Effect and Mechanism of Atorvastatin on Reversing Drug Resistance in Leukemia by Regulating Glycolysis through PTEN/mTOR Pathway.
10.19746/j.cnki.issn.1009-2137.2023.01.006
- Author:
Miao LIU
1
;
Pan ZHOU
2
Author Information
1. Department of Paediatrics, Renmin Hospital of Wuhan University, Wuhan 430060, Hubei Province, China.E-mail: liumiao915@163.com.
2. Hubei Medical Devices Quality Supervision and Test Institute, Wuhan 430075, Hubei Province, China.
- Publication Type:Journal Article
- Keywords:
PTEN/mTOR pathway;
atorvastatin;
glycolysis;
leukemia drug resistance
- MeSH:
Humans;
Atorvastatin/pharmacology*;
PTEN Phosphohydrolase/pharmacology*;
Sincalide/metabolism*;
Drug Resistance, Neoplasm/genetics*;
TOR Serine-Threonine Kinases/metabolism*;
Leukemia, Promyelocytic, Acute/drug therapy*;
Doxorubicin/pharmacology*;
Apoptosis;
RNA, Small Interfering/pharmacology*;
Glycolysis;
Glucose/therapeutic use*;
Cell Proliferation
- From:
Journal of Experimental Hematology
2023;31(1):38-44
- CountryChina
- Language:Chinese
-
Abstract:
OBJECTIVE:To investigate the influence and mechanism of atorvastatin on glycolysis of adriamycin resistant acute promyelocytic leukemia (APL) cell line HL-60/ADM.

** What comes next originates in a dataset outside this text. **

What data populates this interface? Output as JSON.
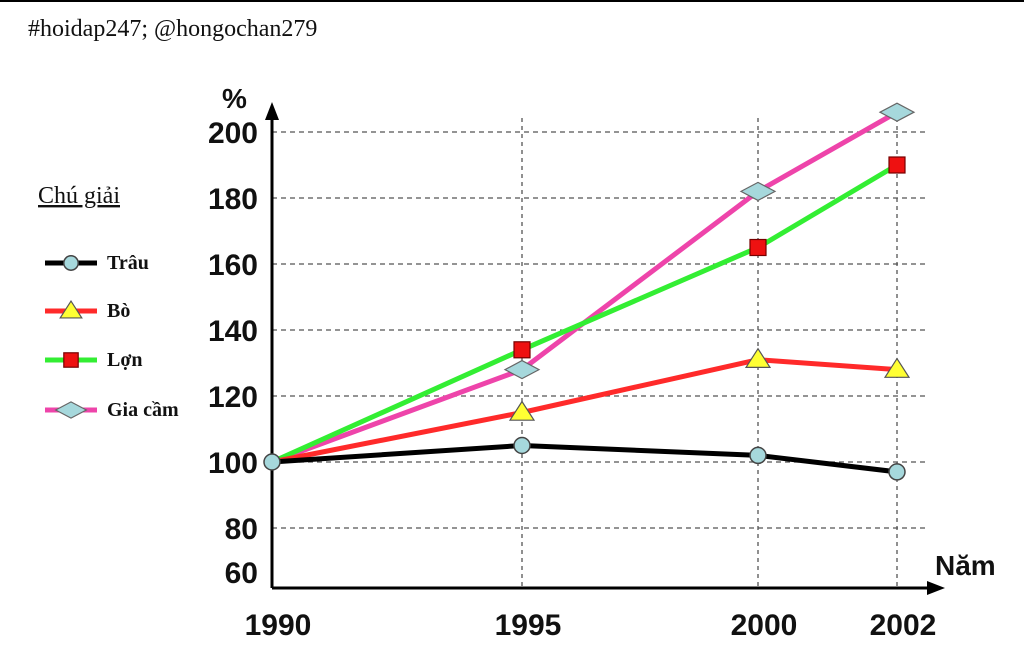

METHODS:HL-60/ADM cells in logarithmic growth phase were treated with different concentrations of atorvastatin, then the cell proliferation activity was measured by CCK-8 assay, the apoptosis was detected by flow cytometry, the glycolytic activity was checked by glucose consumption test, and the protein expressions of PTEN, p-mTOR, PKM2, HK2, P-gp and MRP1 were detected by Western blot. After transfection of PTEN-siRNA into HL-60/ADM cells, the effects of low expression of PTEN on atorvastatin regulating the behaviors of apoptosis and glycolytic metabolism in HL-60/ADM cells were further detected.
RESULTS:CCK-8 results showed that atorvastatin could inhibit the proliferation of HL-60/ADM cells in a concentration-dependent and time-dependent manner (r=0.872, r=0.936), and the proliferation activity was inhibited most significantly when treated with 10 μmol/L atorvastatin for 24 h, which was decreased to (32.3±2.18)%. Flow cytometry results showed that atorvastatin induced the apoptosis of HL-60/ADM cells in a concentration-dependent manner (r=0.796), and the apoptosis was induced most notably when treated with 10 μmol/L atorvastatin for 24 h, which reached to (48.78±2.95)%. The results of glucose consumption test showed that atorvastatin significantly inhibited the glycolytic activity of HL-60/ADM cells in a concentration-dependent and time-dependent manner (r=0.915, r=0.748), and this inhibition was most strikingly when treated with 10 μmol/L atorvastatin for 24 h, reducing the relative glucose consumption to (46.53±1.71)%. Western blot indicated that the expressions of p-mTOR, PKM2, HK2, P-gp and MRP1 protein were decreased in a concentration-dependent manner (r=0.737, r=0.695, r=0.829, r=0.781, r=0.632), while the expression of PTEN protein was increased in a concentration-dependent manner (r=0.531), when treated with different concentrations of atorvastatin for 24 h. After PTEN-siRNA transfected into HL-60/ADM cells, it showed that low expression of PTEN had weakened the promoting effect of atorvastatin on apoptosis and inhibitory effect on glycolysis and multidrug resistance.
CONCLUSION:Atorvastatin can inhibit the proliferation, glycolysis, and induce apoptosis of HL-60/ADM cells. It may be related to the mechanism of increasing the expression of PTEN, inhibiting mTOR activation, and decreasing the expressions of PKM2 and HK2, thus reverse drug resistance.